The Territory’s natural cycle fluctuates between the two extremes – the Dry, and the flood events of the Wet. Territorians know it’s these big water flows along our rivers and floodplains that feed and sustain our vibrant ecosystems. Research on Top End rivers consistently shows that no water is wasted in the system, and that even small reductions in run-off can have big impacts on fish stocks like barramundi. Is this something we are willing to risk?

A war of words is about to be played out in the field of water management, and none of us should be fooled. This plan involves some truly sneaky wordplay – the rebranding of big dams as something good for rivers, for example, or trying to downplay the proportion of water that will be taken from our systems for cotton using largely meaningless percentages.

There is no way this will pass the Territory pub test.

To understand the potential disaster that awaits, we only have to look south at the Murray Darling Basin and the impact of mis-management, large-agribusiness lobbyists and over-allocation of water from the once-mighty river system. The unfettered push by the cotton industry has seen the rivers sucked dry, despite the best of intentions from overwhelmed regulators, leading to the mass fish deaths and dry riverbeds. Murray-Darling locals are urging us not to make the mistakes they did in letting this controversial industry in. Once they start, they don’t stop – until the rivers are a shadow of their once mighty selves.

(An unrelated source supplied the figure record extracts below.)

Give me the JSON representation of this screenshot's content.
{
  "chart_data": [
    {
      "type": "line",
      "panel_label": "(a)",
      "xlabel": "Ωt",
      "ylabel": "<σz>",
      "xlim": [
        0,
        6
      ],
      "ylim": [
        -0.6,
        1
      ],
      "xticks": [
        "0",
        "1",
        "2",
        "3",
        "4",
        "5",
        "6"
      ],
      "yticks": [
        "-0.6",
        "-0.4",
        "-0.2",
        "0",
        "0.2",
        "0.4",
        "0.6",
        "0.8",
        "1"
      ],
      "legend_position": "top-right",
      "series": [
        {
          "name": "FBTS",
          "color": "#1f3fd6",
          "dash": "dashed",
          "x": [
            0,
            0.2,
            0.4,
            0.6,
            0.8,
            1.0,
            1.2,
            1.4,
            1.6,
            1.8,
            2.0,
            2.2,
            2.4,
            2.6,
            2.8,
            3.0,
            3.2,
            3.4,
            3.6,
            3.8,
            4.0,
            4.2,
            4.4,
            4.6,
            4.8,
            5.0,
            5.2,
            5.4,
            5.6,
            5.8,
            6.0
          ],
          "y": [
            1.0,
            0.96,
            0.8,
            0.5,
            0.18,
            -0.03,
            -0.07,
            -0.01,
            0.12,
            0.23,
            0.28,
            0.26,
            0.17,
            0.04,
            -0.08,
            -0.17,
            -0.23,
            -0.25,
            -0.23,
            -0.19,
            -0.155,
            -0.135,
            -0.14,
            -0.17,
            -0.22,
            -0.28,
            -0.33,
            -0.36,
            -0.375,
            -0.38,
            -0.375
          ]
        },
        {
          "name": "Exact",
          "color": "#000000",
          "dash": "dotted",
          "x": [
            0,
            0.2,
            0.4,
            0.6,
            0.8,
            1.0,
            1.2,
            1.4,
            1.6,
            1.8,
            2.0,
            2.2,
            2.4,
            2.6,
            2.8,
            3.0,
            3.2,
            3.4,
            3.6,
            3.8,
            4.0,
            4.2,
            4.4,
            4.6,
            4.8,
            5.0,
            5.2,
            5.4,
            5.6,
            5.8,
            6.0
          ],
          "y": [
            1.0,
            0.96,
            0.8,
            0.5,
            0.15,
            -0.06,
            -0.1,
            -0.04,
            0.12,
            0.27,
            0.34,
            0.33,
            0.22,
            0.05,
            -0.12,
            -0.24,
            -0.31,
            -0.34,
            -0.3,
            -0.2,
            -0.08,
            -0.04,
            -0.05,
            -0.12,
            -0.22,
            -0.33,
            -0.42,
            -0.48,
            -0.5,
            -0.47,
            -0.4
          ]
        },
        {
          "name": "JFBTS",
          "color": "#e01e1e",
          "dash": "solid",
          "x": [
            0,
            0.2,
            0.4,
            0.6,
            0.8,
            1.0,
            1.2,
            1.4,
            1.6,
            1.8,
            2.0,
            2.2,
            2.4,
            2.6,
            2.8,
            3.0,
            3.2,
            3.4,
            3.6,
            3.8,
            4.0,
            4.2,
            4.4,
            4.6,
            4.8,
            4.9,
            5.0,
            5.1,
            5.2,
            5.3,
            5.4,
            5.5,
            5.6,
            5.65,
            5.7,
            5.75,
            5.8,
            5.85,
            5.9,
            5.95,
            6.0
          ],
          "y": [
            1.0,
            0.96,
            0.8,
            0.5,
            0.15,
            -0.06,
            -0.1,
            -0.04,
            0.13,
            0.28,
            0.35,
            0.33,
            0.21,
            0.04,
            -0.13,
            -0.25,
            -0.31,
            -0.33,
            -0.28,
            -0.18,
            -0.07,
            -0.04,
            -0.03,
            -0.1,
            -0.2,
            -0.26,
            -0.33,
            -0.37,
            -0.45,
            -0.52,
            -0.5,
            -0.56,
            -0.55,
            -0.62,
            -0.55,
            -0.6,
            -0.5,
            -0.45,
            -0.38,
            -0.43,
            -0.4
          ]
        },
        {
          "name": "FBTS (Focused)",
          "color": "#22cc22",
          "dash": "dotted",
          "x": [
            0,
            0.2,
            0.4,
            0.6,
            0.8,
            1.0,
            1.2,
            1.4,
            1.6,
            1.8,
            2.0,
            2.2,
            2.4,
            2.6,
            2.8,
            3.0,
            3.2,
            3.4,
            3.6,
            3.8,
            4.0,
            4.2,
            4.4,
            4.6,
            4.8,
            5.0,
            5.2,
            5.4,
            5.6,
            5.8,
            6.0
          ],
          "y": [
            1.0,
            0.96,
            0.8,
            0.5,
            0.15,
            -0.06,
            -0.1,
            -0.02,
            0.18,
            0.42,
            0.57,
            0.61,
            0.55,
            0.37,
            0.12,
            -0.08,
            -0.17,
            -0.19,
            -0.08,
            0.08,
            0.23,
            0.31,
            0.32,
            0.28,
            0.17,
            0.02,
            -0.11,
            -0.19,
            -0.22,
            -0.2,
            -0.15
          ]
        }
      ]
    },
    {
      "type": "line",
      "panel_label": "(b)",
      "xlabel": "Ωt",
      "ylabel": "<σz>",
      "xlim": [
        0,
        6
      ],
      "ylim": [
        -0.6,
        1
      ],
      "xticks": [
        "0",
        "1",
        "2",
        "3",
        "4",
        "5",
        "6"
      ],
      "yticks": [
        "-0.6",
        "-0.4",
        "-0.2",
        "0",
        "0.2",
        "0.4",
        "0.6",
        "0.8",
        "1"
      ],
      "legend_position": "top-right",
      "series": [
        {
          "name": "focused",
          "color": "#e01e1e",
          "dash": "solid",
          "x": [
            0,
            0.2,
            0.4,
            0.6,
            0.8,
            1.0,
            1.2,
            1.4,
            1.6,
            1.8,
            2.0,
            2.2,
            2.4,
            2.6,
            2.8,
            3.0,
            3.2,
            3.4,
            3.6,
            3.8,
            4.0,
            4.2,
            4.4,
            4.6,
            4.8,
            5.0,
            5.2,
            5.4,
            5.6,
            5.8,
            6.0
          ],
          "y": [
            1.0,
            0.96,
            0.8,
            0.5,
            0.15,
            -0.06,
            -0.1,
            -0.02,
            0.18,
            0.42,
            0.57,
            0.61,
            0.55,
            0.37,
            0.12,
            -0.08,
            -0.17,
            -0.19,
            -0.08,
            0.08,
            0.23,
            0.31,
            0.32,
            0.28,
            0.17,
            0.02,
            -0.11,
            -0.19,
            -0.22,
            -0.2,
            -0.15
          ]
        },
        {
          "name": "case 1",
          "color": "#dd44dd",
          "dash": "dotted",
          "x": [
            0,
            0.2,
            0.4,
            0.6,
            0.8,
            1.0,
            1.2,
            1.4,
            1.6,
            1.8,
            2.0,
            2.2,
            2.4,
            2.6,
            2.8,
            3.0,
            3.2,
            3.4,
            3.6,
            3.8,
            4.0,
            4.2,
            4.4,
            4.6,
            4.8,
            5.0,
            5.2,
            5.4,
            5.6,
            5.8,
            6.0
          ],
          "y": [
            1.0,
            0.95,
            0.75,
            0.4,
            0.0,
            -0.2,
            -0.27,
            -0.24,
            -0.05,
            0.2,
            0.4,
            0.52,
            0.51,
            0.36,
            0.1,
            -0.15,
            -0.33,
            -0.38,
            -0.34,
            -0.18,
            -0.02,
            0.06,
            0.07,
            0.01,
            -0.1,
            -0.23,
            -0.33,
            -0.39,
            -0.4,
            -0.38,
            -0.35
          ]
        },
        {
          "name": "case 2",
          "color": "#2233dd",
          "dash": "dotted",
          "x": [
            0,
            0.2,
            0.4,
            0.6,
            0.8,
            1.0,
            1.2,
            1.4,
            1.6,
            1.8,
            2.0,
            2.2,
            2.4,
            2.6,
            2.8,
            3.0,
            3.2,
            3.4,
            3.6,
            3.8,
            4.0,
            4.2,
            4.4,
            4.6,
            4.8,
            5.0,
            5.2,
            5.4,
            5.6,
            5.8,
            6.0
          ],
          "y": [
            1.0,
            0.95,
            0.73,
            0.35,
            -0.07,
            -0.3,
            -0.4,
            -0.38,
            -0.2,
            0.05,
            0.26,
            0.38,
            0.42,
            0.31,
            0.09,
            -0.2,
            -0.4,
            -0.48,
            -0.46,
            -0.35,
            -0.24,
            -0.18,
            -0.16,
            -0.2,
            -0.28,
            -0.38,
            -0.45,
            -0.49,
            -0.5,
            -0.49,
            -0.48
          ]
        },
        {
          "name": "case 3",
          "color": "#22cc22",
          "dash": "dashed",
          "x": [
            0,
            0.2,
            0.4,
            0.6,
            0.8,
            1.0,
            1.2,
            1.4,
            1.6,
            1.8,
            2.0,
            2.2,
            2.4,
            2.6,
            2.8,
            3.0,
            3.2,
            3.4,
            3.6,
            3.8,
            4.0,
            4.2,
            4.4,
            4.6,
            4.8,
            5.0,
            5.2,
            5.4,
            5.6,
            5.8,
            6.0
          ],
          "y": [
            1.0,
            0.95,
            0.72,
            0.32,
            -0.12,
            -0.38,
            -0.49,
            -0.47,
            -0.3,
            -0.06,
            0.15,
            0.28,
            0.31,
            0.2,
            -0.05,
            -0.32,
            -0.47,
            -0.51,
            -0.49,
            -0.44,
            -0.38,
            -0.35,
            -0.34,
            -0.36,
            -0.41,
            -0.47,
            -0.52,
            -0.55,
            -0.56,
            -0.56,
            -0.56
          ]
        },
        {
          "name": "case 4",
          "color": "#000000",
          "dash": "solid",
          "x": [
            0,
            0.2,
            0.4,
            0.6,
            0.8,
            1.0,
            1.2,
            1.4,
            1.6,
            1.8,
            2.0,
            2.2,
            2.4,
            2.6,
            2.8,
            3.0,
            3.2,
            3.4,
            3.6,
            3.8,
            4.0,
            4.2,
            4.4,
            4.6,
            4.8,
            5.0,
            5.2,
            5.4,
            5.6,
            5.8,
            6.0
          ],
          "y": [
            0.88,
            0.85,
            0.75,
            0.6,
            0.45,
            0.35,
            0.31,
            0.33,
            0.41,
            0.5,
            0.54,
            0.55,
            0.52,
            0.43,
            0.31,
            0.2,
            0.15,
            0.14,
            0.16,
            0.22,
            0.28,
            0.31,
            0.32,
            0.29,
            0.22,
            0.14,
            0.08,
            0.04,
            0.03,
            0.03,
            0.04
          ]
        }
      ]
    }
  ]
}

And that’s in a place where they have invested billions of dollars in water management. We all know how it will end here if they allow this industry to build dams for cotton. Water regulation is pitiable in the Northern Territory, with terrible decisions like the massive water licence granted at Singleton Station making it clear to Territorians just whose interests are being protected when it comes to our precious water. It is no surprise that the Environmental Defenders Office recently declared our water laws as among the worst in the country. Stronger laws, transparent enforcement, a precautionary approach and effective compliance and monitoring are all the basics of modern water management that are not currently up to standard in the Territory.

We need to recognise that our rivers and floodplains are a connected system, and we need to keep dams, bulldozers and pollution away from sensitive areas of river catchments.

We can look after the Northern Territory’s unique ecosystems and the communities that rely on them by adopting a better approach to safeguard our river systems and their catchments. Protecting our rivers needs to be a priority, not an afterthought. A lacklustre attempt to spin this rush to take more water from our rivers isn’t fooling anyone.